My needs are the following:
Parallel insertion of (row-column) pairs
Quick retrieval of an entire row or column
Quick querying the existence of a (row-column) pair
A Ruby client if possible
Are there existing databases adapted for these kind of constraints?
If not, what would get me the best performance :
- A SQL database, with a table like this:
row(indexed) | column(indexed) (but the indexes would have to be constantly refreshed)
- A NoSQL key-value store, with two tables like this:
row => columns ordered list
column => rows ordered list
(but with parallel insertion of elements to the lists)
- Something else
Thanks for your help!
A sparse 0/1 matrix sounds to me like an adjacency matrix, which is used to represent a graph. Based on that, it is possible that you are trying to solve some graph problem and a graph database would suit your needs.
Graph databases, like Neo4J, are very good for fast traversal of the graph, because retrieving the neighbors of an vertex takes O(number of neighbors of a given vertex), so it is not related to the number of vertices in the whole graph. Neo4J is also transactional, so parallel insertion is not a problem. You can use the REST API wrapper in MRI Ruby, or a JRuby library for more seamless integration.

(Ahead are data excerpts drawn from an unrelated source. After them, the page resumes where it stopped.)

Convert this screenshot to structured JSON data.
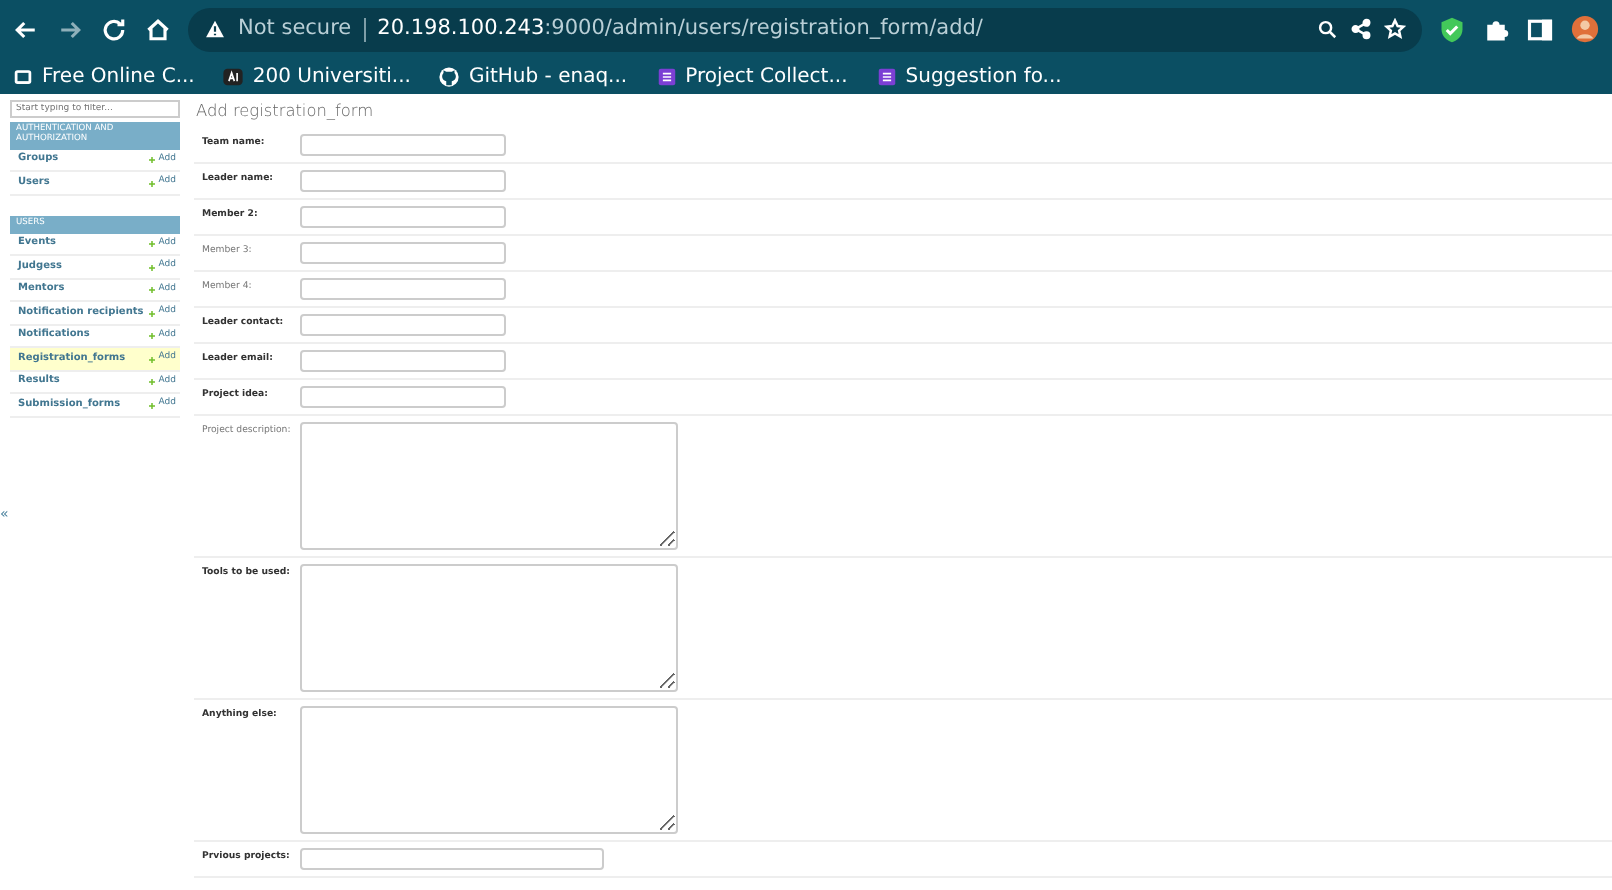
{
  "browser": {
    "security": "Not secure",
    "url_host": "20.198.100.243",
    "url_path": ":9000/admin/users/registration_form/add/",
    "bookmarks": [
      {
        "label": "Free Online C...",
        "kind": "screen"
      },
      {
        "label": "200 Universiti...",
        "kind": "ai"
      },
      {
        "label": "GitHub - enaq...",
        "kind": "github"
      },
      {
        "label": "Project Collect...",
        "kind": "form"
      },
      {
        "label": "Suggestion fo...",
        "kind": "form"
      }
    ]
  },
  "sidebar": {
    "filter_placeholder": "Start typing to filter...",
    "collapse": "«",
    "sections": [
      {
        "title": "AUTHENTICATION AND AUTHORIZATION",
        "items": [
          {
            "label": "Groups",
            "add": "Add",
            "selected": false
          },
          {
            "label": "Users",
            "add": "Add",
            "selected": false
          }
        ]
      },
      {
        "title": "USERS",
        "items": [
          {
            "label": "Events",
            "add": "Add",
            "selected": false
          },
          {
            "label": "Judgess",
            "add": "Add",
            "selected": false
          },
          {
            "label": "Mentors",
            "add": "Add",
            "selected": false
          },
          {
            "label": "Notification recipients",
            "add": "Add",
            "selected": false
          },
          {
            "label": "Notifications",
            "add": "Add",
            "selected": false
          },
          {
            "label": "Registration_forms",
            "add": "Add",
            "selected": true
          },
          {
            "label": "Results",
            "add": "Add",
            "selected": false
          },
          {
            "label": "Submission_forms",
            "add": "Add",
            "selected": false
          }
        ]
      }
    ]
  },
  "page_title": "Add registration_form",
  "fields": [
    {
      "label": "Team name:",
      "required": true,
      "kind": "input"
    },
    {
      "label": "Leader name:",
      "required": true,
      "kind": "input"
    },
    {
      "label": "Member 2:",
      "required": true,
      "kind": "input"
    },
    {
      "label": "Member 3:",
      "required": false,
      "kind": "input"
    },
    {
      "label": "Member 4:",
      "required": false,
      "kind": "input"
    },
    {
      "label": "Leader contact:",
      "required": true,
      "kind": "input"
    },
    {
      "label": "Leader email:",
      "required": true,
      "kind": "input"
    },
    {
      "label": "Project idea:",
      "required": true,
      "kind": "input"
    },
    {
      "label": "Project description:",
      "required": false,
      "kind": "textarea"
    },
    {
      "label": "Tools to be used:",
      "required": true,
      "kind": "textarea"
    },
    {
      "label": "Anything else:",
      "required": true,
      "kind": "textarea"
    },
    {
      "label": "Prvious projects:",
      "required": true,
      "kind": "wide"
    }
  ]
}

On the other hand, if you are trying to analyze the connections in the graph, and it would be enough to do that analysis once in a while and just make the results available, you could try your luck with a framework for graph processing based on Google Pregel. It's a little bit like Map-Reduce, but aimed toward graph processing. There are already several open source implementations of that paper.

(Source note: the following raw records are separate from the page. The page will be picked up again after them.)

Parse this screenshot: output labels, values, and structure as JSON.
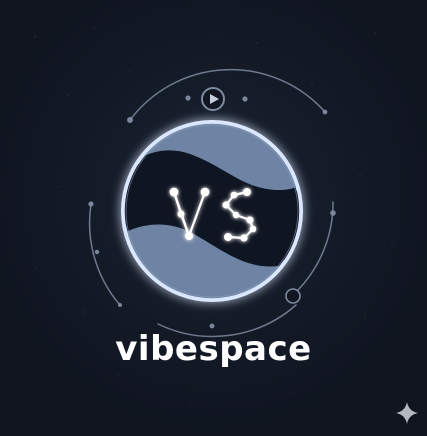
{
  "brand": {
    "name": "vibespace",
    "monogram": "VS"
  },
  "icons": {
    "play": "play-icon",
    "sparkle": "sparkle-icon"
  },
  "colors": {
    "background": "#111622",
    "ring_glow": "#dbe7ff",
    "planet_wave": "#6f84a4",
    "planet_core": "#101522",
    "text": "#ffffff"
  }
}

However, if a graph database, or graph processing framework does not suit your needs, I recommend taking a look at HBase, which is an open-source, column-oriented data store based on Google BigTable. It's data model is in fact very similar to what you described (a sparse matrix), it has row-level transactions, and does not require you to retrieve the whole row, just to check if a certain pair exists. There are some Ruby libraries for that database, but I imagine that it would be safer to use JRuby instead of MRI for interacting with it.